Braun followed the direction of the other man’s gaze. On a corner, a small black kid who might have been in his early teens but looked younger had just exchanged a dime spot with an older kid.
“He looks young,” said Braun.
“You get up close to him, see his eyes, he won’t seem so young. Street’s already worn him down. It’s eating him up from the inside.”

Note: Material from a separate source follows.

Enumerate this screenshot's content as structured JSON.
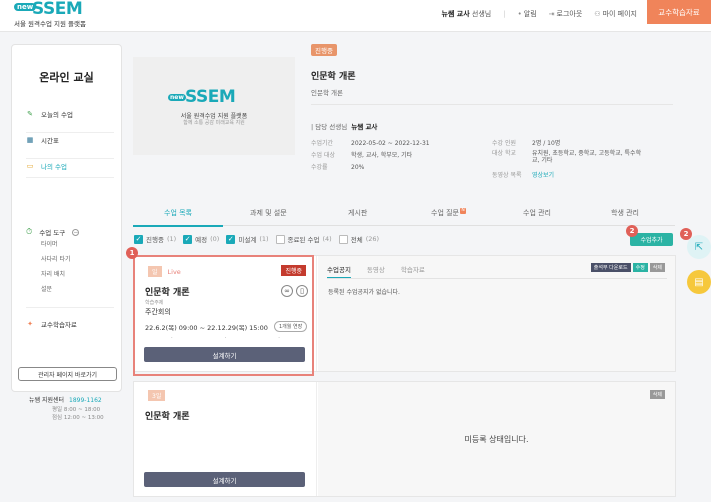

Braun nodded, but said nothing.
“That could have been me,” said Dexter. “Maybe.”
“You sell that shit?”
“Something like it.”
“How’d you get out?”
Dexter shook his head, his eyes losing their glare just momentarily. He saw himself in his brand-new Levi’s—Levi’s then, not those saggy-ass, no-rep jeans that the younger kids wore now, all straps and white stitching—walking across the basketball court, glass crunching beneath the soles of his sneakers. Ex was sitting on a bench, alone, his feet on the seat, his back against the wire of the court, a newspaper in his hands.
“Hey, little man.”
Ex, short for Exorcist, because he loved that movie. Twenty-one, and so secure in himself that he could sit alone on a fall day, reading a newspaper as if he didn’t have a care in the world.
“What you want?”
He was smiling, pretending that he was Dexter’s best buddy, that he hadn’t crippled a twelve-year-old the week before for coming up short, the kid wailing and crying as Ex knelt on his chest and put the gun barrel against the kid’s ankle, that same smile on his face as he pulled the trigger.

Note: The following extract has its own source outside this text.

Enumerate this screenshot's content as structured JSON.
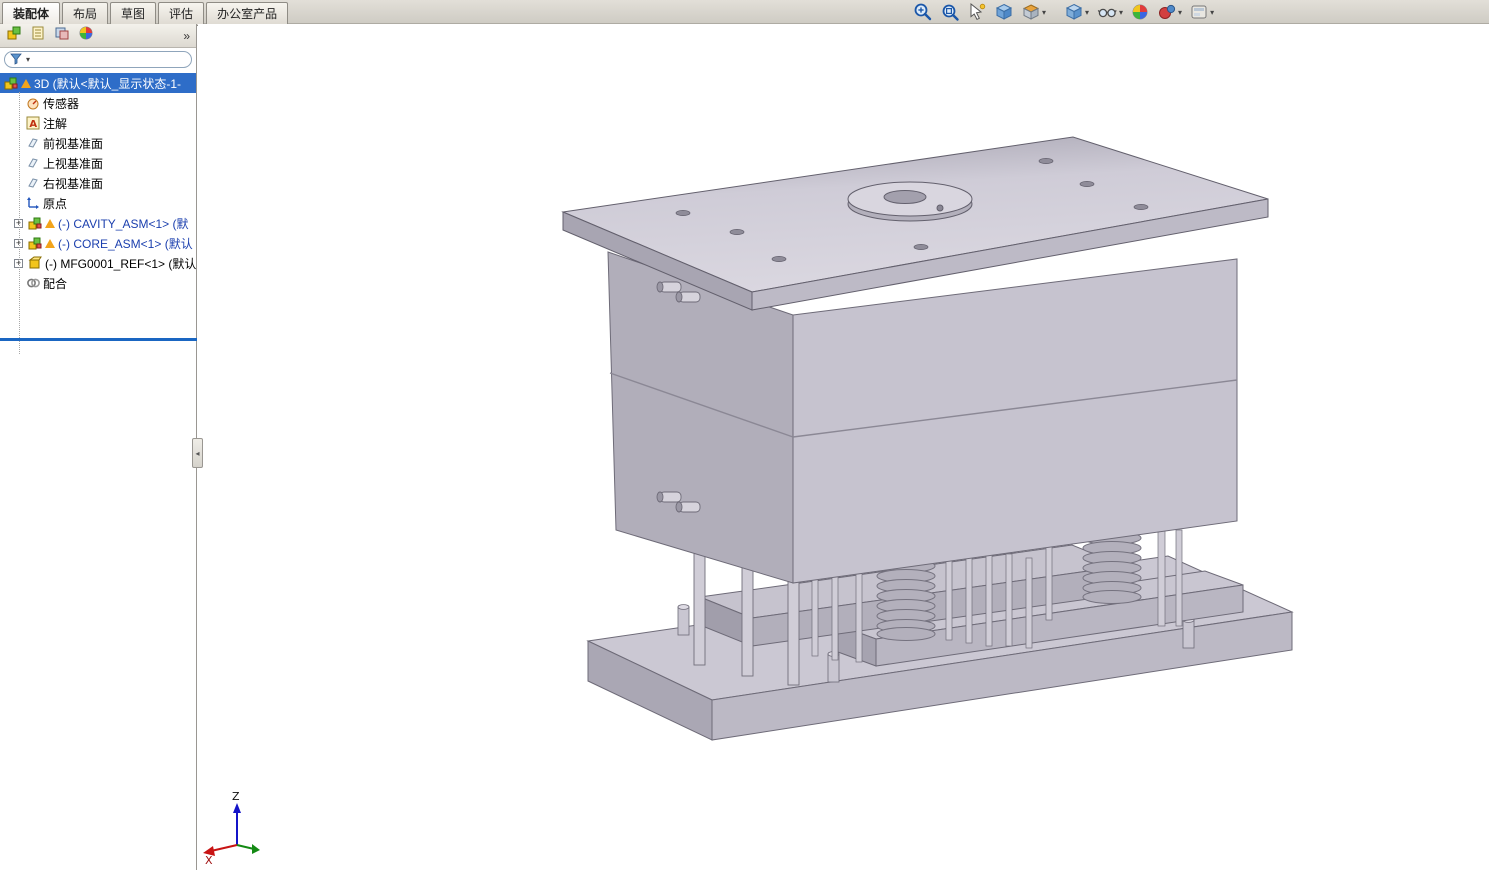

The kid’s street name was Blade, on account of his father being called Gillette. It was a good name. Dexter liked it, liked Blade too. They used to look out for each other. Now there was nobody to look out for Dexter, but he would continue to look out for Blade, as best he could.
Ex’s smile was still in place, but any residual warmth it might once have contained had begun to die from the eyes down.
“I said, ‘Hey, little man.’ You got nothing to say back to me?”
Dexter, thirteen years old, looked up at Ex and removed his gloved hands from the pockets of his Lakers jacket. He was unused to the weight of the gun, and he needed both hands to raise it.
Ex stared down the stubby barrel of the Bryco. He opened his mouth to say something, but it was lost in the roar of the gun. Ex toppled backward, his head striking the wire fence of the court as he fell and landed in a heap on the ground, his legs splayed against the back of the bench. Dexter looked down at him. The bullet had hit Ex in the chest, and he was bleeding from the mouth.
“Hey,” he whispered. He looked hurt, as if the young boy had just called him a bad name. “Hey, little man.”